Ask, “What do you think we can do about climate change?” This question is about power, agency, and possibility. You are asking if they think there are ways to mitigate, adapt to, or stop climate change. You are asking what they think and feel could be helpful, if they think we’re powerless, or if they just don’t know.
Again, if they ask your opinion, share a little, but make space for them. If you think there’s nothing we can do, why would they want to talk to you again or become engaged in the issue? Remember, this is about having a useful conversation that can lead to the person being more connected, hopeful, and engaged, not a way to bum out your friend.
You are planting seeds, introducing the notion that climate is an issue we can do something about. You are helping your friend shift from being a passive observer to an engaged participant.
Ask, “What do you think you can do about climate change?” You are asking about their personal sense of power, agency, and possibility. The question is designed to prompt conversation about hope, participation, and a sense of personal involvement. Not only are there things we can do about climate change, there are things you can do.
You are introducing or supporting the idea of that their personal power and choices make a difference. If they ask you the same question, same rules as before: listen, don’t lecture, and make space for them to make choices on their own.
Ask, “Would you like to learn more or do more about climate change?” If they say “no,” don’t try to change their mind. You can be curious and gently inquire about their understanding, but don’t judge or be pushy. Nobody likes being told what to do. If they say “yes,” ask them what they’d like to learn more about or what kind of “doing more” they’d be interested in discussing.
Come prepared with practical information, including options for learning or doing more.
I use Project Drawdown as a source of solutions and 350.org, Sunrise Movement, and Climate Reality as examples of groups to learn from or join. I also suggest people follow the work of climate scientists such as Katherine Hayhoe and Michael Mann. Use whatever resources you are familiar with and prefer to share.
You can also say a little about what you are learning and what you personally do about climate change, as long as you don’t overwhelm them or tell them what to do. The idea is to show that there is more to learn and do, and that there are ways to easily get started. What they decide to the specifics for themselves. Just make space and trust them.

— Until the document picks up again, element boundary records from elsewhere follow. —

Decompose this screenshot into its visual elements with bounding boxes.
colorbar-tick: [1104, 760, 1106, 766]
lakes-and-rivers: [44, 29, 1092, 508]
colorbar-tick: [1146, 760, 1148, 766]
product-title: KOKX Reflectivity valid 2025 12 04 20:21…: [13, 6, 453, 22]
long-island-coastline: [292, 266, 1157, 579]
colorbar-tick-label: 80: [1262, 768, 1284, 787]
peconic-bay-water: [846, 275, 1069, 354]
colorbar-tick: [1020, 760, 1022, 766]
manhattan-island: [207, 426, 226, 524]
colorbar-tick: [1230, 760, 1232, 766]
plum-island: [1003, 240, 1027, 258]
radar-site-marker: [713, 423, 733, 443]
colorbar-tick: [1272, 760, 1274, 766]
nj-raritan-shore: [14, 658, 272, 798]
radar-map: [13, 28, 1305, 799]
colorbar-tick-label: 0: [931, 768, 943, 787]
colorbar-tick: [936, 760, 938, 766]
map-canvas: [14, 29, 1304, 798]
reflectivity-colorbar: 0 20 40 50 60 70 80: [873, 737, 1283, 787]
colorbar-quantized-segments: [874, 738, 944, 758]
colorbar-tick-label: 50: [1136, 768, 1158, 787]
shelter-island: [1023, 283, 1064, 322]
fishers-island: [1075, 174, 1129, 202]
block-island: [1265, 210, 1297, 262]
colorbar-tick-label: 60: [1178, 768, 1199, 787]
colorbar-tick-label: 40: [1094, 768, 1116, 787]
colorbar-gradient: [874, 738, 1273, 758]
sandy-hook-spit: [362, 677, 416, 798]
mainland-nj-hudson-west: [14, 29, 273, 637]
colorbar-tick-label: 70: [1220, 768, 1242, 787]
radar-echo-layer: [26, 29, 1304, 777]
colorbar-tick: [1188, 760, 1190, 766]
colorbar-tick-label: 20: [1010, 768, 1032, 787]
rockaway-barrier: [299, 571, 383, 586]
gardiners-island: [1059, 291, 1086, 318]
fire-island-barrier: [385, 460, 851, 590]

Ask, “Can we talk about this again sometime?” If they say “no,” let it be. If they say “yes,” terrific, then talk again in the future. Future conversations can be less structured—make it any style you like—but please remember that nobody likes being told what to do. Continue to be curious, generous, inviting, patient, and kind.
Continue to talk about climate change. Katherine Hayhoe tells us that one of the most important things we can do about climate change is to talk about it. Make consent and curiosity the core of these conversations.
Don’t view the person you are talking to as a “problem” and view yourself as the “problem solver” who has all the answers. It’s important that we have these conversations as humans who wish to connect with humans, so we need to make sure that we don’t dehumanize and “fix” each other. We need to be trustworthy and kind.
Our ability to be humane is absolutely central to our success in meaningful, impactful climate change work. We are all in this together.
Thank you for following along. My goal is to provide you with a guide that might help you or inspire you to have conversations about climate change. Share, change, or improve this map any way you see fit, or ignore it and do your own thing.
I don’t want to tell you what to do about climate change. I just want to talk about it.